Öl fällt aufgrund von Friedenshoffnungen
Die Rohöl-Benchmarkpreise rutschten ab, nachdem Berichte aufkamen, dass diplomatische Bemühungen zur Beendigung des Konflikts in Osteuropa an Fahrt gewinnen. Händler wetten darauf, dass ein möglicher Waffenstillstand Angebotsunterbrechungen lindern und mehr russisches Öl auf die globalen Märkte bringen könnte. Der Rückgang der Ölpreise half, Inflationsängste zu beruhigen und gab den Aktien Auftrieb.
Brent-Rohöl, der internationale Benchmark, fiel auf rund 82 Dollar pro Barrel, während West Texas Intermediate bei etwa 78 Dollar notierte. Der Rückgang beendete eine dreitägige Gewinnserie für Öl, das zuvor aufgrund von Angebotssorgen gestiegen war.
Prognosemärkte sehen begrenzte Chance auf neue Höchststände
Trotz des Rückgangs sehen Prognosemärkte immer noch eine kleine, aber reale Chance, dass Öl in diesem Jahr ein neues Allzeithoch erreichen könnte. Die Wahrscheinlichkeit, dass Rohöl bis zum 30. September einen Rekord erreicht, liegt bei 7%. Diese Zahl steigt bis Ende Dezember auf 14,5%.
Die Quoten spiegeln die anhaltende Unsicherheit über das Tempo der Friedensgespräche und das Potenzial für erneute Angebotsschocks wider.
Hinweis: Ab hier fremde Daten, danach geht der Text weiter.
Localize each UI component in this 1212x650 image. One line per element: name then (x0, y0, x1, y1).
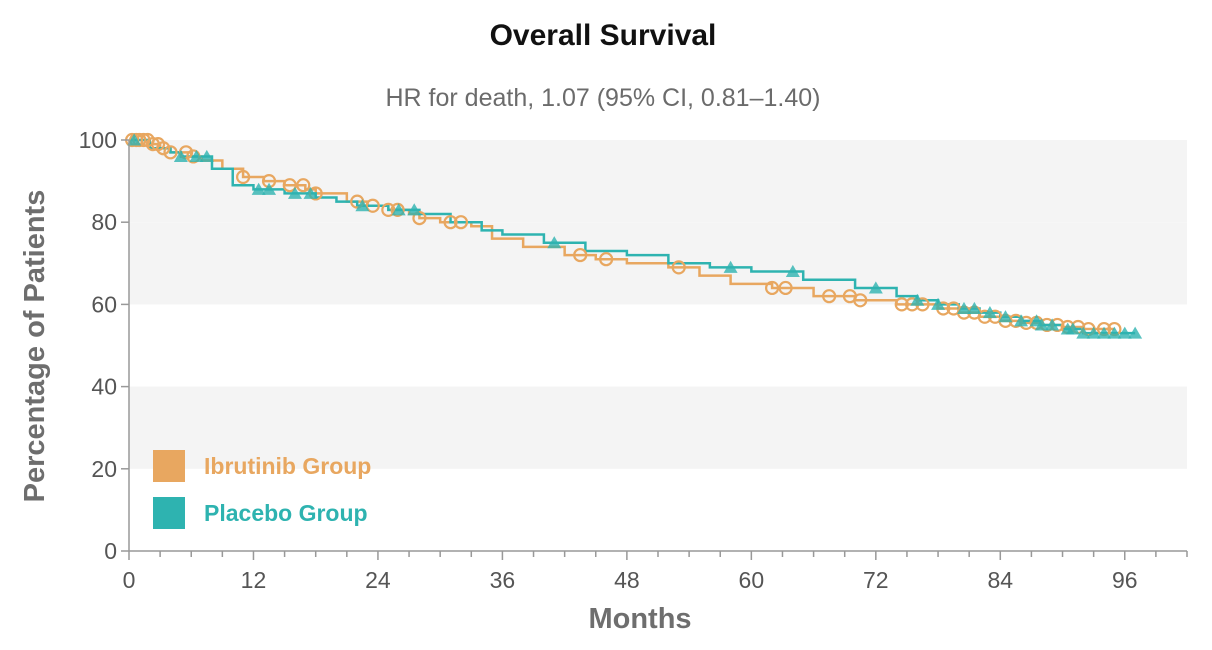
censor-mark-0-7 (156, 141, 171, 156)
background-bands (129, 140, 1187, 469)
censor-mark-1-27 (1076, 326, 1091, 339)
censor-mark-0-22 (453, 215, 469, 230)
x-tick-label-60: 60 (739, 567, 765, 593)
censor-mark-1-10 (407, 203, 422, 216)
censor-mark-1-9 (391, 203, 406, 216)
censor-mark-1-13 (785, 264, 800, 278)
censor-mark-1-3 (199, 149, 214, 162)
censor-mark-1-20 (998, 310, 1013, 323)
x-axis-title: Months (588, 603, 691, 635)
censor-mark-1-28 (1086, 326, 1101, 339)
censor-mark-1-2 (189, 149, 204, 162)
y-tick-label-20: 20 (91, 456, 117, 482)
censor-mark-1-16 (931, 297, 946, 310)
censor-mark-0-20 (412, 210, 427, 226)
censor-mark-1-11 (547, 236, 562, 249)
censor-mark-1-1 (173, 149, 188, 162)
censor-mark-0-28 (822, 289, 837, 304)
censor-mark-0-26 (764, 280, 780, 296)
legend-label-ibrutinib: Ibrutinib Group (204, 453, 371, 479)
censor-mark-1-21 (1014, 314, 1029, 327)
y-tick-label-40: 40 (91, 374, 117, 400)
y-tick-label-60: 60 (91, 291, 117, 317)
censor-mark-0-27 (778, 280, 793, 296)
x-tick-label-72: 72 (863, 567, 889, 593)
censor-mark-1-30 (1107, 326, 1122, 339)
censor-mark-0-17 (365, 198, 380, 213)
chart-title: Overall Survival (490, 19, 717, 52)
axes (121, 139, 1188, 560)
x-tick-label-84: 84 (987, 567, 1013, 593)
legend-swatch-ibrutinib (153, 450, 185, 482)
legend: Ibrutinib Group Placebo Group (153, 450, 371, 529)
censor-mark-1-12 (723, 260, 738, 273)
censor-mark-1-14 (868, 281, 883, 294)
censor-mark-1-29 (1097, 326, 1112, 339)
censor-mark-1-32 (1128, 326, 1143, 339)
x-tick-label-96: 96 (1112, 567, 1138, 593)
censor-mark-1-15 (910, 293, 925, 306)
censor-mark-0-21 (443, 215, 458, 230)
tick-labels: 0 12 24 36 48 60 72 84 96 0 20 40 60 80 100 (79, 127, 1138, 593)
censor-mark-1-5 (262, 182, 277, 195)
x-tick-label-36: 36 (490, 567, 516, 593)
censor-mark-0-24 (599, 252, 614, 267)
censor-mark-1-4 (251, 182, 266, 195)
band-top (129, 140, 1187, 223)
censor-mark-1-24 (1045, 318, 1060, 331)
censor-mark-0-11 (235, 169, 251, 185)
censor-mark-1-31 (1117, 326, 1132, 339)
censor-mark-1-6 (287, 186, 302, 199)
censor-mark-0-19 (390, 202, 405, 217)
censor-mark-1-26 (1065, 322, 1080, 335)
censor-mark-1-23 (1034, 318, 1049, 331)
censor-mark-1-0 (127, 133, 142, 146)
x-tick-label-48: 48 (614, 567, 640, 593)
y-tick-label-80: 80 (91, 209, 117, 235)
censor-mark-0-8 (163, 145, 178, 160)
censor-mark-1-19 (982, 306, 997, 319)
censor-mark-0-31 (894, 297, 909, 312)
censor-mark-0-23 (573, 247, 588, 263)
censor-mark-1-7 (303, 186, 318, 199)
x-tick-label-0: 0 (123, 567, 136, 593)
y-axis-title: Percentage of Patients (19, 190, 51, 503)
y-tick-label-0: 0 (104, 538, 117, 564)
censor-mark-0-25 (671, 260, 686, 275)
legend-swatch-placebo (153, 497, 185, 529)
censor-markers (125, 132, 1143, 339)
legend-label-placebo: Placebo Group (204, 500, 368, 526)
censor-mark-0-13 (282, 178, 297, 193)
y-tick-label-100: 100 (79, 127, 117, 153)
censor-mark-1-18 (967, 301, 982, 315)
chart-subtitle: HR for death, 1.07 (95% CI, 0.81–1.40) (386, 84, 821, 112)
band-0 (129, 386, 1187, 469)
censor-mark-1-8 (355, 199, 370, 212)
censor-mark-0-30 (853, 293, 868, 308)
censor-mark-0-18 (381, 202, 396, 217)
censor-mark-1-17 (956, 301, 971, 315)
x-tick-label-24: 24 (365, 567, 391, 593)
censor-mark-0-14 (296, 178, 311, 193)
x-tick-label-12: 12 (241, 567, 267, 593)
Analysten warnen, dass ein Scheitern der Verhandlungen den aktuellen Preisrückgang schnell umkehren könnte.
Vorerst beobachten die Anleger die nächste Gesprächsrunde, die für später in dieser Woche geplant ist. Eine konkrete Einigung könnte die Ölpreise weiter drücken, während eine Pattsituation die Preise wahrscheinlich wieder nach oben treiben würde.